La Commission Tower a investigué les opérations du National Security Council à la Maison Blanche. Ceci comprenait le scandale des Contras en Iran, qui a été rendu public en novembre 1986, et par la suite étoffé de jour en jour. La Commission fit la première d’une longue suite d’enquêtes qui, petit  à petit, en dévoilèrent beaucoup plus. Cependant, elles laissèrent le goût de trop peu, comme si beaucoup de choses avaient encore été laissées cachées.

LR (Leopold Report, site source, ndt) a d’ores et déjà commencé une série d’articles qui, étape par étape, révèlent qu’effectivement, le meurtre de Palme était le plus secret des secrets du scandale des Contras iraniens. (Pour plus d’infos – en anglais, suivre ce lien, ndt)

En fonction de ce qui est connu à ce jour, il y a de bonnes raisons d’accroire que le président Reagan ait aussi été maintenu dans l’ignorance de l’existence de l’opération Palme.

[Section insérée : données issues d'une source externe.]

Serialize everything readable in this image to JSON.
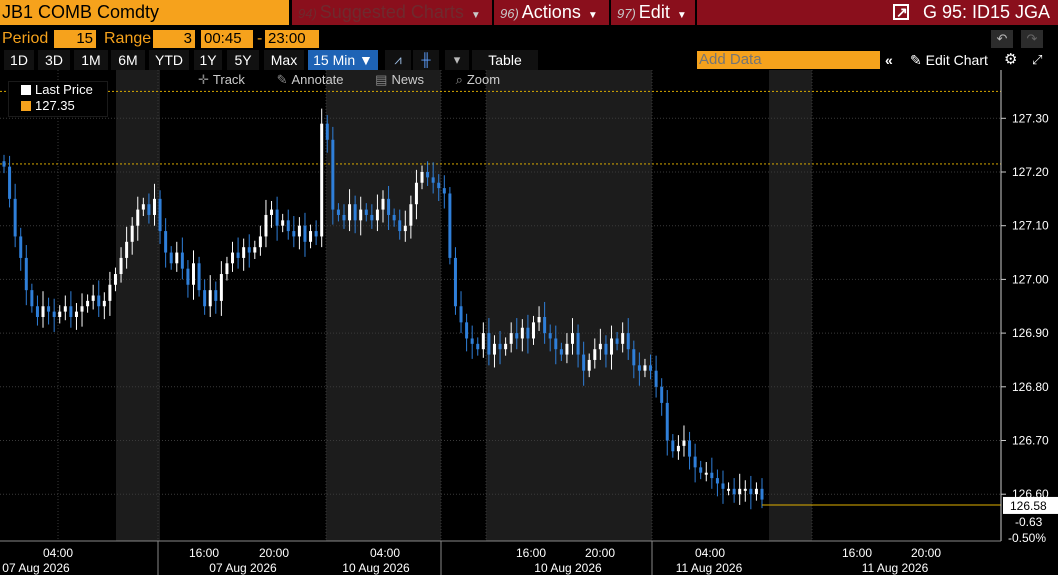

Le mobile de l’assassinat était très complexe, et relié aux nombreux domaines sur lesquelles les administrations Reagan et Palme se tenaient sur des trajectoires contraires. L’un de ceux-ci concernait les livraisons illégales par l’entreprise suédoise Bofors d’armements lourds et de munitions à l’Iran (en pleine guerre Iran/Irak – rappel, ndt), élément qui se révéla être partie prenante de l’affaire des Contras. À l’automne 1985, le médiateur de l’ONU pour la paix pour la guerre Iran/Irak et le premier ministre Olof Palme mirent fin aux livraisons après qu’il en eut pris connaissance.

John P. Anderson était l’un des contestataires qui prirent la rue aux USA pendant la guerre du Vietnam. Tout comme nombre d’agents de la CIA qui, sur les bases de leur savoir acquis ont exposé les agissements d’un supposé gouvernement de l’ombre aux USA, Anderson a choisi d’utiliser un nom d’emprunt, pour assurer sa survie.

LR connaît la réelle identité d’Anderson. Contrairement à d’autres médias, nous laissons Anderson exprimer librement ses opinions, comme nous croyons en sa crédibilité. Son travail est basé sur de la documentation qui ne peut pas être publiée sur LR, aux fins de protéger ses sources ainsi que sa sécurité et celle de sa famille aux USA.